The movie is set in Scotland, in a place where everyone's accents are so thick you'd need to melt them on a spoon over a flame to understand them. Once the dialogue has settled though, it absolutely sparkles. Great dialogue scenes featuring the lead character Mark (Ewan McGregor) include when he locks himself in his room to try to kick his habit and he rattles off a grocery list of essentials as if they were all the only things he needed or required; his conversation with Sick Boy (Jonny Lee Miller) about Sean Connery; his attempts to woo the saucy Diane (Kelly Macdonald). In fact, most of the scenes simply ooze with fresh and often ironic dialogue -- it's no wonder the movie spawned a successful play run.
No real attempts at plot are made here, although there are some amazing characters, most notably the brash and psychotic Begbie (Robert Carlyle) and the woeful Spud (Ewen Bremner). We start to see how drugs become a way of life for the disillusioned and a ritualized form of community is observed. Illness, conflict and, more importantly, two traumatic deaths, serve as constant reminders that their shared hobby can also have severe consequences. Yet the tone never hits preaching velocity. I can imagine the film's ambiguities translate differently for different people.
In light of this, Trainspotting ably paints many different pictures and employs seemingly unending visual techniques to display them, but never calls for opinion.
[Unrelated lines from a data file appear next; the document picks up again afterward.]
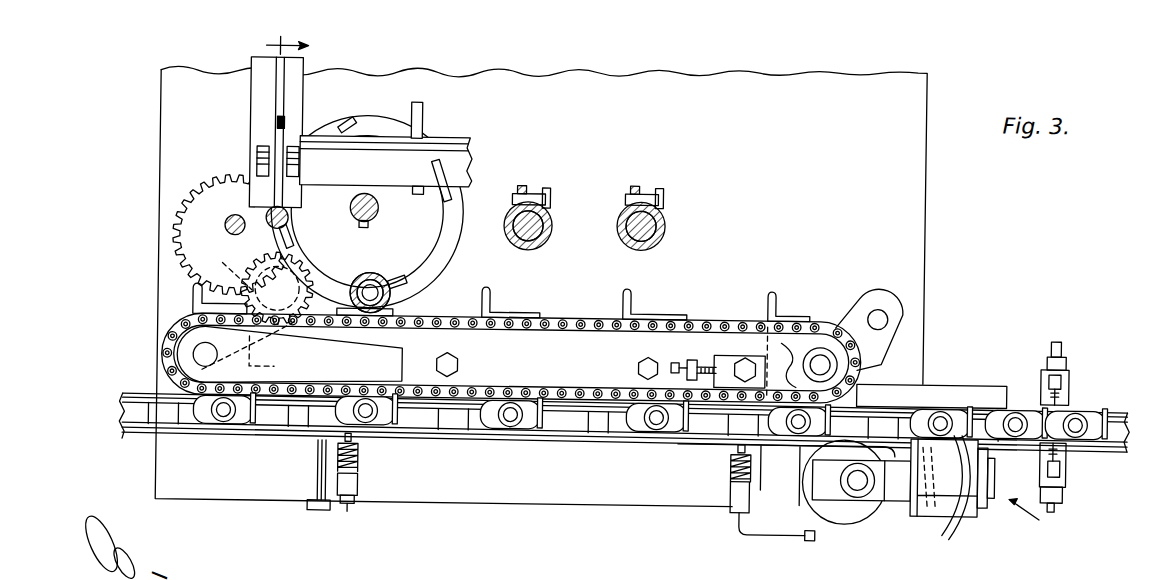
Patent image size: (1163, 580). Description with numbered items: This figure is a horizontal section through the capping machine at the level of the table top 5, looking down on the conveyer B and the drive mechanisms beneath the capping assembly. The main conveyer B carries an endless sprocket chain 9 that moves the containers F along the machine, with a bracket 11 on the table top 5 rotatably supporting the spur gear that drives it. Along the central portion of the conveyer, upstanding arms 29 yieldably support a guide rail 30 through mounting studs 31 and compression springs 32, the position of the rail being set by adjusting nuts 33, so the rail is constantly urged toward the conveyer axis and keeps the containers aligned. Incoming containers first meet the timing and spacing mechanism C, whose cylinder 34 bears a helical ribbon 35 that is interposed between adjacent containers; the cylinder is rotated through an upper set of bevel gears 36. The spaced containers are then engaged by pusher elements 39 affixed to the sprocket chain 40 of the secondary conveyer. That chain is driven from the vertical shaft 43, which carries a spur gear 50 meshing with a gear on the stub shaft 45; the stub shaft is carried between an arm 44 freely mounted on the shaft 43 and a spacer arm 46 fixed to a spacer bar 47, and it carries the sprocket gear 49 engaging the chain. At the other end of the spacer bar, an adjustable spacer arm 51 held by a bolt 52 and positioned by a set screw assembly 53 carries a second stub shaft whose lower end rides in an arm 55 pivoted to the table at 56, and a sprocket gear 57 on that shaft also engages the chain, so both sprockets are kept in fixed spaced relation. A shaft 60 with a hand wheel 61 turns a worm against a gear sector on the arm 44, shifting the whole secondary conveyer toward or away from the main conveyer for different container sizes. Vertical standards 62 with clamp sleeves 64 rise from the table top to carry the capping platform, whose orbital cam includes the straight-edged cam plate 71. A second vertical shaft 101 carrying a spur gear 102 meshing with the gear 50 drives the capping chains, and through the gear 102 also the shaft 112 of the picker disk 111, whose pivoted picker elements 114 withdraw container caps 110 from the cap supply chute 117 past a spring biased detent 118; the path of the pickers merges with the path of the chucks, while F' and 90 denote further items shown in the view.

The table top 5 is at (922, 194).
The sprocket chain 9 is at (884, 402).
The bracket 11 is at (447, 272).
The upstanding arms 29 is at (360, 483).
The guide rail 30 is at (544, 436).
The mounting studs 31 is at (350, 512).
The compression springs 32 is at (362, 455).
The position-adjusting nuts 33 is at (362, 490).
The cylinder 34 is at (998, 510).
The helical ribbon 35 is at (953, 497).
The upper set of bevel gears 36 is at (888, 497).
The pusher elements 39 is at (511, 297).
The sprocket chain 40 is at (601, 310).
The shaft 43 is at (224, 264).
The arm 44 is at (270, 280).
The stub shaft 45 is at (196, 351).
The spacer arm 46 is at (181, 362).
The spacer bar 47 is at (449, 351).
The sprocket gear 49 is at (268, 357).
The spur gear 50 is at (220, 296).
The spacer arm 51 is at (771, 345).
The bolt 52 is at (746, 352).
The set screw assembly 53 is at (640, 373).
The arm 55 is at (856, 298).
The pivot 56 is at (881, 304).
The sprocket gear 57 is at (812, 344).
The shaft 60 is at (318, 458).
The hand wheel 61 is at (314, 511).
The vertical standards 62 is at (621, 216).
The clamp sleeves 64 is at (617, 248).
The cam plate 71 is at (269, 45).
The base 90 is at (548, 570).
The shaft 101 is at (224, 226).
The spur gear 102 is at (232, 172).
The container cap 110 is at (289, 219).
The picker disk 111 is at (398, 120).
The shaft 112 is at (378, 212).
The picker elements 114 is at (346, 121).
The cap supply chute 117 is at (262, 83).
The spring biased detent 118 is at (268, 186).
The conveyer B is at (1093, 390).
The timing and spacing mechanism C is at (1031, 520).
The containers F is at (512, 434).
The carrier F' is at (1009, 399).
As with the dialogue, the visuals are unforgettable too: Mark Renton's trip through the depths of a toilet, Spud's nightmarish morning-after accident with the sheets at his girlfriend's house, Mark's torturous withdrawal from heroin in a room locked by his own parents, and his subsequent relapse where his next hit sends him sinking into the carpeted floor and straight on to the hospital. The latter is the most striking visual of them all. Danny Boyle's relentlessly innovative direction in these scenes is unforgettable. He sometimes freezes the action, or speeds up everything around one character, or makes objects bigger and smaller than they really are. It's a sort of Alice in Wonderland of our times.
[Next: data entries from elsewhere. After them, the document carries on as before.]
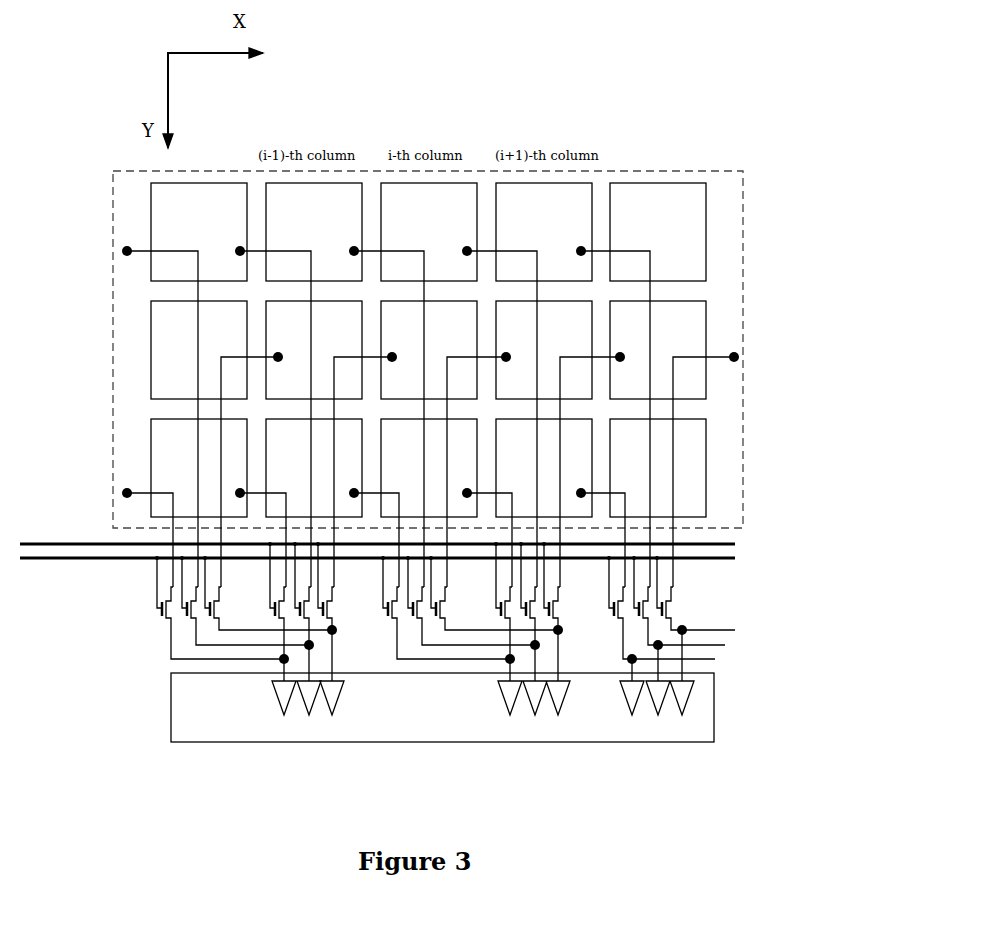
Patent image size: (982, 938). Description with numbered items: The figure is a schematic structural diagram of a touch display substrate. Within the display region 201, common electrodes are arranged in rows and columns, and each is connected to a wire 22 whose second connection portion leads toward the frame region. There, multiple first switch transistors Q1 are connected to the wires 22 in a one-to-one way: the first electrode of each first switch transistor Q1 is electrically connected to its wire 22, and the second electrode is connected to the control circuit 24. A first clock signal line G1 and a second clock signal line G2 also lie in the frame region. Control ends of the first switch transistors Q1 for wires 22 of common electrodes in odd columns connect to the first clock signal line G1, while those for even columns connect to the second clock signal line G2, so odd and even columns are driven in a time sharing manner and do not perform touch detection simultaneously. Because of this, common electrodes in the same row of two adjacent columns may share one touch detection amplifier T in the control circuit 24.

The display region 201 is at (625, 160).
The wire 22 is at (660, 320).
The first switch transistor Q1 is at (687, 600).
The touch detection amplifier T is at (343, 716).
The control circuit 24 is at (491, 752).
The first clock signal line G1 is at (62, 530).
The second clock signal line G2 is at (60, 574).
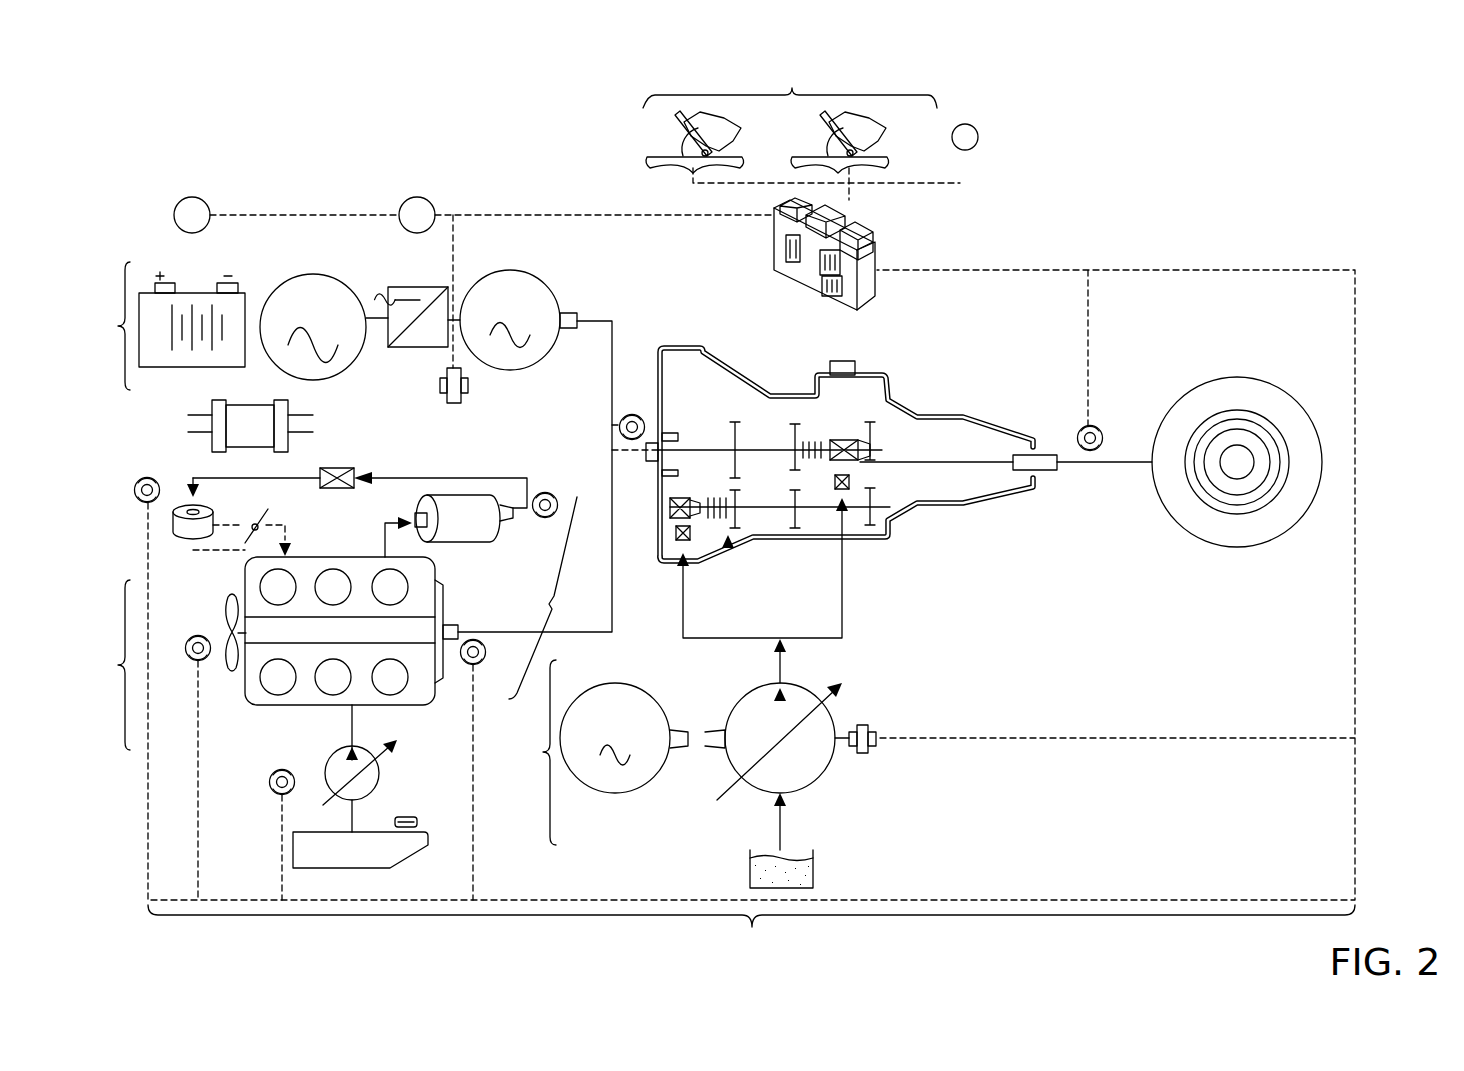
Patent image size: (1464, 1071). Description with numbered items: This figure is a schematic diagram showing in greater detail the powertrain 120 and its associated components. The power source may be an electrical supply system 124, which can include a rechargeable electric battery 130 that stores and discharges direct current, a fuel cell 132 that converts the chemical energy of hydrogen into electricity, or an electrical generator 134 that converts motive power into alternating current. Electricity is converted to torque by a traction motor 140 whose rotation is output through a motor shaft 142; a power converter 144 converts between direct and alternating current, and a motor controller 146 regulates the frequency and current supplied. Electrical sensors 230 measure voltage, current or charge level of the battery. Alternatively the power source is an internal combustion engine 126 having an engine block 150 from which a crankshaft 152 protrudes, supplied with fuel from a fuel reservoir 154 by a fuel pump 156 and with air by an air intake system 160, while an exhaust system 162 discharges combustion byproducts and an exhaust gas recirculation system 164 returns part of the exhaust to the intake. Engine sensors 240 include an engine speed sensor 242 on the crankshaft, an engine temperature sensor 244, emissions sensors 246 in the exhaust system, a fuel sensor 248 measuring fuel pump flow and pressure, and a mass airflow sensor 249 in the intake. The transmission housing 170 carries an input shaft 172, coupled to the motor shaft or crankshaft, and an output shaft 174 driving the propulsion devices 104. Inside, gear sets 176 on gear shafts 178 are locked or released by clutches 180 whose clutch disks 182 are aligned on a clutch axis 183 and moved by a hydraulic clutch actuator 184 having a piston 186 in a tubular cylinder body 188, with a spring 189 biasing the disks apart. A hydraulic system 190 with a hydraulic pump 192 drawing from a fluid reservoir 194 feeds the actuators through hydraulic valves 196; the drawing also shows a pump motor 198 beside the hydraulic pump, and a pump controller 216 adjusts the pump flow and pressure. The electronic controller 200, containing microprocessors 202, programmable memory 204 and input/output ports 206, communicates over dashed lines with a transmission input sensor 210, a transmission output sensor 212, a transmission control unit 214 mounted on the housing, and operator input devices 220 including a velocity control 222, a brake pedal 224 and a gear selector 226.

The propulsion devices 104 is at (1280, 393).
The powertrain 120 is at (751, 623).
The electrical supply system 124 is at (105, 326).
The internal combustion engine 126 is at (106, 665).
The rechargeable electric battery 130 is at (203, 300).
The fuel cell 132 is at (236, 439).
The electrical generator 134 is at (310, 272).
The traction motor 140 is at (512, 272).
The motor shaft 142 is at (568, 310).
The power converter 144 is at (419, 350).
The motor controller 146 is at (468, 395).
The engine block 150 is at (250, 683).
The crankshaft 152 is at (460, 628).
The fuel reservoir 154 is at (395, 867).
The fuel pump 156 is at (382, 777).
The air intake system 160 is at (220, 550).
The exhaust system 162 is at (454, 532).
The exhaust gas recirculation (EGR) system 164 is at (342, 467).
The structural transmission housing 170 is at (797, 385).
The input shaft 172 is at (652, 437).
The output shaft 174 is at (1042, 457).
The gear sets 176 is at (715, 382).
The gear shafts 178 is at (763, 447).
The clutches 180 is at (792, 430).
The clutch disks 182 is at (727, 487).
The clutch axis 183 is at (972, 412).
The hydraulic clutch actuator 184 is at (877, 470).
The piston 186 is at (843, 440).
The tubular cylinder body 188 is at (870, 443).
The spring 189 is at (665, 475).
The hydraulic system 190 is at (531, 752).
The hydraulic pump 192 is at (833, 758).
The fluid reservoir 194 is at (813, 875).
The hydraulic valves 196 is at (843, 503).
The pump motor 198 is at (615, 795).
The electronic controller 200 is at (860, 232).
The microprocessors 202 is at (790, 262).
The programmable memory 204 is at (840, 263).
The input/output ports 206 is at (848, 287).
The transmission input sensor 210 is at (607, 420).
The transmission output sensor 212 is at (1097, 428).
The transmission control unit 214 is at (860, 365).
The pump controller 216 is at (866, 723).
The operator input devices 220 is at (790, 82).
The velocity control 222 is at (677, 138).
The brake pedal 224 is at (822, 140).
The gear selector 226 is at (978, 133).
The electrical sensors 230 is at (192, 197).
The engine sensors 240 is at (552, 598).
The engine speed sensor 242 is at (478, 666).
The engine temperature sensor 244 is at (195, 661).
The emissions sensors 246 is at (558, 508).
The fuel sensor 248 is at (268, 794).
The mass airflow sensor 249 is at (158, 480).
The soundtrack is particularly good. In each scene it taps just the right mood, from Brian Eno and Lou Reed to Elastica and Blur.
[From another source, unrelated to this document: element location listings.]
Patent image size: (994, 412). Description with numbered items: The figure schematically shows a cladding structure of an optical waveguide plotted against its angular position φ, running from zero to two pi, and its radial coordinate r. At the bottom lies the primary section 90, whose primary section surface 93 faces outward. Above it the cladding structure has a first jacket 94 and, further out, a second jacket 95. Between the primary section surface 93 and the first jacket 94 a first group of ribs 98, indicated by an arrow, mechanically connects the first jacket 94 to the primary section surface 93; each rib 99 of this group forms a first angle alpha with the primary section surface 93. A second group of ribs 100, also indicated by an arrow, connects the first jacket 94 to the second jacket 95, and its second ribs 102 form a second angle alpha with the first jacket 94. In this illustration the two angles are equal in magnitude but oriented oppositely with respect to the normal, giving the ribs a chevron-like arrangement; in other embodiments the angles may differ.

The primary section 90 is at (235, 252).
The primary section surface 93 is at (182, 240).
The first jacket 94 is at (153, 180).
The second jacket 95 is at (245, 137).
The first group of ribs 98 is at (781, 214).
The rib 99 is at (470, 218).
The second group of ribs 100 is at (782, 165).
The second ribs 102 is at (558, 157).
There is constantly excessive language, sporadic violence, and even the drug use scenes are difficult to watch. But Trainspotting isn't about the joys of growing up or about morality tales, it shows what happens after we reject our surroundings because they're uninteresting or unrewarding. Maybe this explains why the one character with a relatively good head on their shoulders is the young schoolgirl Diane. What will happen when she hits Renton's age?